Ortaköy’de bu kez hedefimiz kumpircilerdi. Çay kazığı asla yemeyecektik. Ayrıca öğrencilik yıllarımıza dönmeye, en az 25 yıl geriye gidip de nostalji yaşamaya ihtiyacımız vardı. Bir de Haluk Levent elinde gitarı ile kaldırımlarda müzik yapsaydı o gün bize; sanki yıllar öncesinden çıkıp gelmiş gibi ne güzel olurdu ama bu olanak yoktu.

Tam köşedeki kumpirciye girdik. Tüm yarı açık alanda Anadolu’ya özgü yörük desenli pamuklu örtülerin olduğu uzun dikdörtgen masalar ve bunların tahta, sedir tipi oturma blokları vardı. Dekorasyon değişikti. Kendimize güzel bir masa seçtik ve yerleştik. Herkes en sevdiği malzemelere göre kumpirlerini söyledi, yanında da kimimiz kola, kimimiz bira sipariş etti. Açık havada, bir yandan yedik, bir yandan içtik, öte yandan da sanki yıllardır görüşmüyormuş gibi sohbet ettik.

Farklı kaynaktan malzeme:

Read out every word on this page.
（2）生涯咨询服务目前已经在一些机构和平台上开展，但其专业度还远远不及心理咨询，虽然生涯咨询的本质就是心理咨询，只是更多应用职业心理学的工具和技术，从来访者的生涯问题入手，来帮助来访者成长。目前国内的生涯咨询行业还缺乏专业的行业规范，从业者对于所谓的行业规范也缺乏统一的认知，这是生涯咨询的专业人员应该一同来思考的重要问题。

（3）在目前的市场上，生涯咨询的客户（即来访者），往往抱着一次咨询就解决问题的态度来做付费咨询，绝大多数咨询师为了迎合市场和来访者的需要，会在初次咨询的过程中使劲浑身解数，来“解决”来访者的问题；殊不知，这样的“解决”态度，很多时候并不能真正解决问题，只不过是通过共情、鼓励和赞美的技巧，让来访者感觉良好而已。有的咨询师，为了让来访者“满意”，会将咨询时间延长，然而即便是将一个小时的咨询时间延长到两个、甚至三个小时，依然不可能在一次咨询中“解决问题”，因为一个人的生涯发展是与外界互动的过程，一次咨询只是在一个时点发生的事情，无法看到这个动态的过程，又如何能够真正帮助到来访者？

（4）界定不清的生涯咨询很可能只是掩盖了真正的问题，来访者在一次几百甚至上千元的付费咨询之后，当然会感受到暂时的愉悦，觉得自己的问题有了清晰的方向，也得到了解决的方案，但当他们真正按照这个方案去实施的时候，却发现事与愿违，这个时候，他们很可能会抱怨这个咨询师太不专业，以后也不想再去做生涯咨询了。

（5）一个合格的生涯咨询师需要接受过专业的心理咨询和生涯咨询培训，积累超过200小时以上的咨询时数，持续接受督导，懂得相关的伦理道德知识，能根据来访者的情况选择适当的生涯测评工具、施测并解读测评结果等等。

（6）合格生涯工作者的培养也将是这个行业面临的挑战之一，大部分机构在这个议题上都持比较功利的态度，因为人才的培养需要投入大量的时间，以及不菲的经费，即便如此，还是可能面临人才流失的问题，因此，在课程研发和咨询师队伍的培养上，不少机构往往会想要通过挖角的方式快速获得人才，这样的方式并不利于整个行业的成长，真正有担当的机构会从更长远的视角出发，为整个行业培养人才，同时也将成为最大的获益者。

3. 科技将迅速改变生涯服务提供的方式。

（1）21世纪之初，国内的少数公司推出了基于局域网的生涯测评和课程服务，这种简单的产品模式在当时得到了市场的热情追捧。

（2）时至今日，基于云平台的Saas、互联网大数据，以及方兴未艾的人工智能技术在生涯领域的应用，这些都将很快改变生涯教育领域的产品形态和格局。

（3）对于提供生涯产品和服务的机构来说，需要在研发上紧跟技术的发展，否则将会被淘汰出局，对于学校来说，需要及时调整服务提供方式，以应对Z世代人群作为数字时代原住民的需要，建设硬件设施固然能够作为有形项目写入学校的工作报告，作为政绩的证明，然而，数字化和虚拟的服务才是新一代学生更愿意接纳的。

O zamanlar bilgiler çok tazeydi, henüz zihinlerde detaylar, isimler ve olaylar unutulmamıştı. Hem geride bıraktıklarımız hala çalışmaya devam ediyordu. Bu durumda bol bol dedikodu da yapıyorduk, aldığımız tüm havadisleri naklediyorduk. Zamanla konularımız çok farklılaştı, unutulup gidenler oldu ama henüz ilk yılın içinde olduğumuz o günlerde, konuşacaklarımız tamamen eski iş yerimizle ilgili oluyor ve bitmek bilmiyordu, aksi olarak da birlikteyken gün çabucak tükeniyordu. Ayrılma zamanı gelip vedalaştıktan sonra evimizin yolunu tutmuştuk bir kez daha. Bu bir yıl içinde görüşme geleneğimizi asla ihmal etmeden sürdürebilmiştik. Kendimizi takdir etmiştim o gün dönerken.